Hundreds turn up to play in the endless dry Makgadikgadi
Stretching a staggering 12, 000 square kilometres, the Makgadikgadi salt flats are the perfect playground for fun lovers.
The annual Makgadikgadi Epic once again proved that with a little bit of imagination and a stunning setting, not much is needed for a world class experience.
For four days, starting on the 12th July, Botswana Tourism Organisation (BTO) hosted skydivers from across the world in Sowa Town.
Skydivers came from as far as the United States of America, China, Germany and Holland to take to the skies above one of the most unique landscapes on the planet.
In front of an admiring audience, the daredevils took turns, dropping from a diving altitude of more than 4, 000m (4km).
From such a distance the jumper will free fall for about 60 seconds at an immediate, eye-watering speed of 240 km/h.
They then glide serenely towards the white sea of salt before pulling their parachutes and soaring back into the sky
While there were other activities such as quad biking and horse riding, skydiving seemed to be the crowd’s favourite.
It could probably be because there wasn’t much variety in terms of activities.
Lack of water in the pans denied revellers a chance to experience exciting water sports such as boat cruising, hovering, jet skiing and many others that thrilled at last year’s event.
Although disappointed, most who attended nonetheless rolled in the dust and soaked in the beauty of Makgadikgadi.
A dry Makgadikgadi Pan is an endless white of nothingness.

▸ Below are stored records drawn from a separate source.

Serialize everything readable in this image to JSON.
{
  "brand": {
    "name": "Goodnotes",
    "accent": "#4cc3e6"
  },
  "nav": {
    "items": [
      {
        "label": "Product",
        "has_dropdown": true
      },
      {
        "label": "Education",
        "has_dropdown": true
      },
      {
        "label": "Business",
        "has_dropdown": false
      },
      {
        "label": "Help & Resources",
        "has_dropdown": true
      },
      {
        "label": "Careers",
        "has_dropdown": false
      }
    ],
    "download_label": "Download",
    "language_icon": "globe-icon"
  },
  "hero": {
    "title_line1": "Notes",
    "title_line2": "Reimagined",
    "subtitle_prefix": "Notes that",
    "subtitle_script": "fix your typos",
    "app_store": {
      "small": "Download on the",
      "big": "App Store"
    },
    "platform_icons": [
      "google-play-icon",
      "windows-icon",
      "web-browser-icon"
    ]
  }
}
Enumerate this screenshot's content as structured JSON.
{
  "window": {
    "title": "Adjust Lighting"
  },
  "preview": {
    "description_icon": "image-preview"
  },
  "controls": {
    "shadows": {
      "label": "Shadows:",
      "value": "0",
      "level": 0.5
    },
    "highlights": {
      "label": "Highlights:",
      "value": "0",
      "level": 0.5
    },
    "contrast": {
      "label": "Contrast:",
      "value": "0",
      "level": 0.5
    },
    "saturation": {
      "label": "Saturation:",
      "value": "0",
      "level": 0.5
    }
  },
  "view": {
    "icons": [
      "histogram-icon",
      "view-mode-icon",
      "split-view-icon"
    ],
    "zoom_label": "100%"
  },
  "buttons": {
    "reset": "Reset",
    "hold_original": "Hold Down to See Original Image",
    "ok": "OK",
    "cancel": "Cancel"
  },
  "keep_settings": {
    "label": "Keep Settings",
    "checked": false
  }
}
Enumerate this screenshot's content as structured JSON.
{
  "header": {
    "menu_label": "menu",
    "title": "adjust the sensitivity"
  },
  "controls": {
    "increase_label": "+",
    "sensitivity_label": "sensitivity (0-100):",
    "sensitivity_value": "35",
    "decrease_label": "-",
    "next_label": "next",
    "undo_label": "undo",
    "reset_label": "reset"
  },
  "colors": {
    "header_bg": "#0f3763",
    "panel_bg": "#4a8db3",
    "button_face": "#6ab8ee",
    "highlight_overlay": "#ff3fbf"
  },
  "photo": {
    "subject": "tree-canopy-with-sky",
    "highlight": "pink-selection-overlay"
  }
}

It is an area that instinctively brings out the child in you.
An infinite playground made for lovers and friends.
Being one of the many who was looking forward to playing in the water, I had to quickly find alternative ways of having fun in the dry pan.
While skydiving is exhilarating, it can be a bit of a bore if consumed in copious amounts.
My favorite pastime was staring into the vast openness of the pan and letting my mind wander.
Occasional dust would slowly rise up from the beat-up ground, leisurely moving into the air, while slow-dancing across the windy open plane.
An identical wisp of dust would then rise to join its mate on the dance floor.
The two would merge and waltz together across the pan before disappearing into the horizon, hopefully to rise up and dance one more time.
The pans have a calming effect, and opportunities are bountiful.
In the absence of water, I kept thinking beach volleyball would be perfect in the dry pans.
Women playing ball in their bikinis have never hurt anyone (unless their spikes go awry!) and buff, topless men are rarely a sore sight.
Lack of water should never be a deterrent but viewed as an opportunity for adults to have fun and get dirty in the dust.
My wish is for more activities to be introduced to mitigate the lack of water.
A dry Makgadikgadi, however, still offers value for money.
I’ll definitely be back again soon, to watch the dancing dust if nothing else!